All chickens will give gelatine when boiled.  The gelatine is a cousin to protien and is called collagen.  It's also hte ingredient that reacts with water to make jello.  It is obtained by boiling the bones and joints of an animal, be it chicken, pork, beef, or whatever.  *** the cartilage dissolves, and the nutrients are extracted from the bone marrow, they dissolve in the liquid.  When that liquid is cooled, the collagen solidifies into gelatine.  From my last turkey carcass, the gelatine was so firm, you'd have thought I'd added a comercial gelatine, like Knox.  To get more of this nutritious jelly into your stock/broth, crack the bones and boil with something slightly acidic, like celery.

As for chicken quality, free-range chickens will always have more flavor than will the birds cooped up for life.  The food that's eaten plays a part in the flavor.  Birds left to run around in the pasture have a more varied diet, including grains, insects, mice, etc.  Also, as the birds exercise, they pump more blood through the muscles which makes them more flavorful, but less tender.

If you have any freinds who raise their own chickens, free range style, offer to do some work for them in exchange for a few chickens every now and again.  Or ask if they are willing to sell butchered birds.  Also, ask your local butcher if he has access to high-quality local product.  If so, ask what brand it is, or how to get it.  Look in your yellow pages and see if there are any local farmer's markets that sell poultry.
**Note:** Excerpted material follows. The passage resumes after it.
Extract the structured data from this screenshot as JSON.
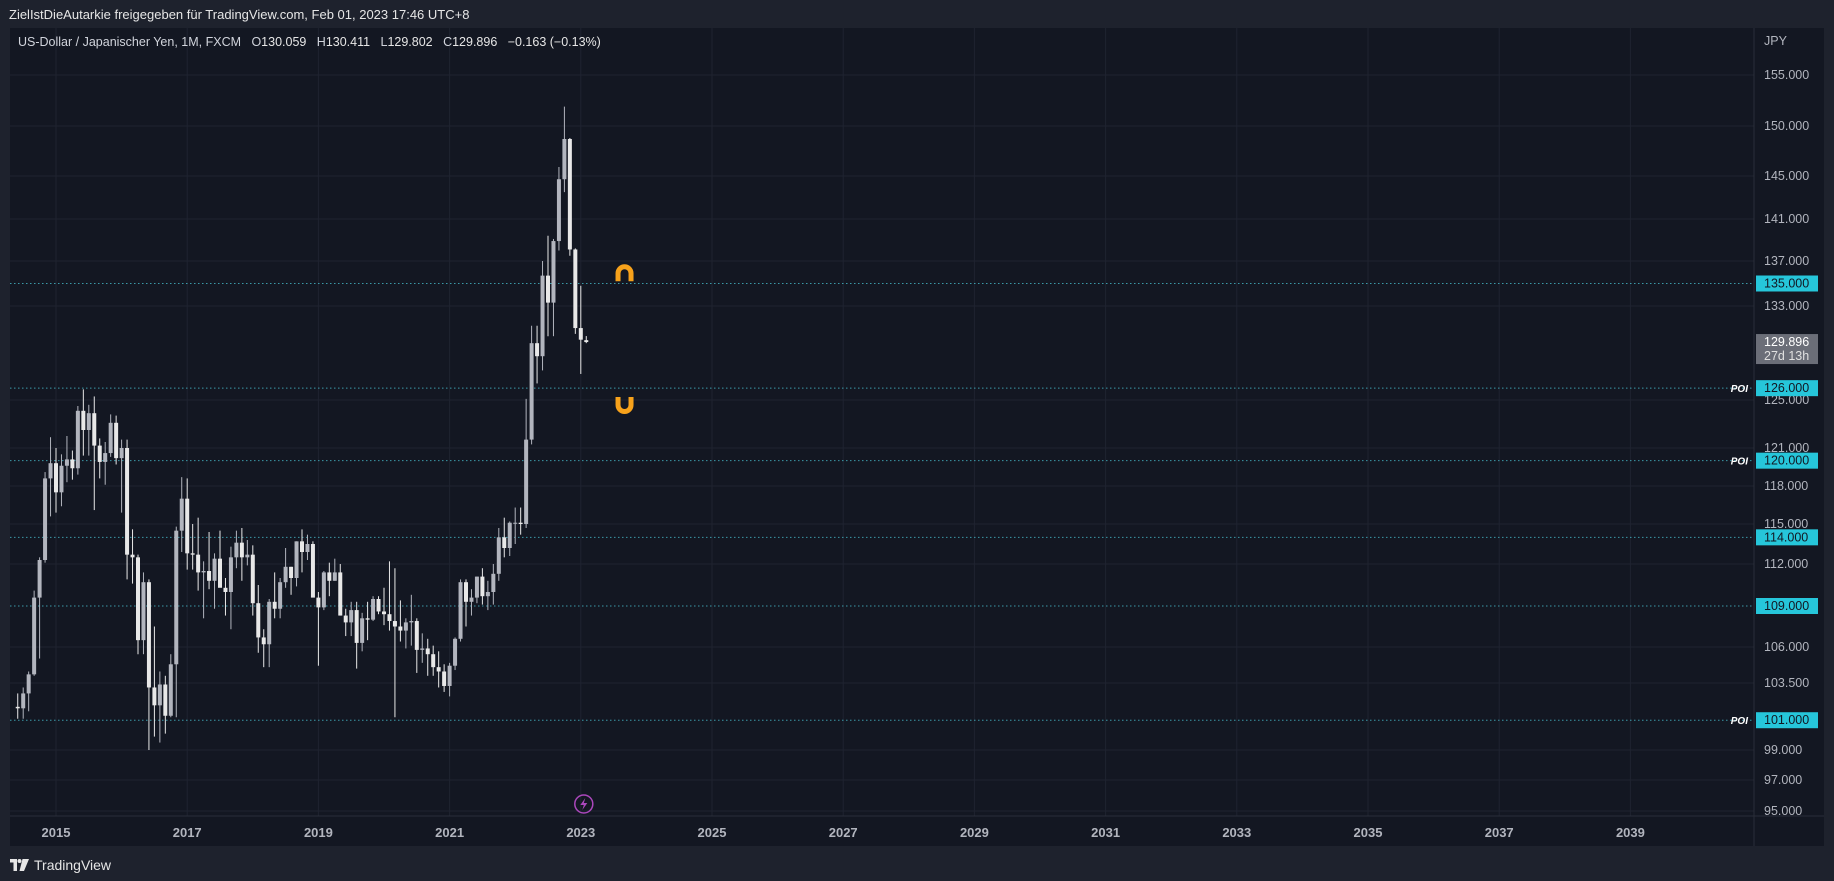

One last thing, I use the kind of meat thermometer that stays in the meat or poultry as it cooks.  This keeps the skin intact so that the juices stay in the bird.  Poke it with an instant-reat thermometer and watch the juices ooze out onto the plate.

Hope that helps.

Seeeeeya; Goodweed of the North


----------



## In the Kitchen (Dec 1, 2005)

*Experience*

Can't beat experience!  I thank you all for the comments regarding these thermometers.  I know I can't recall my mother having one.  She just 'tested' it the way you suggested.  To be sure, I am going to invest in my own thermometer.  Just seeing that pink joint with the blood made me lose my appetite.  Of course, I did cook it in the gravey I fixed but then I never saw the pink meat either.  Next time I will surely know better and just ignore any thermometer they have already inserted in anything.  Imagine how many new cooks feel they are safe when they serve it?  Just as long as I am not the one they are serving it to.  Have you ever visited someone and were afraid to tell them it wasn't done?  I did.  After I took the first bite I knew but didn't eat anymore.  I filled up on bread and butter.


----------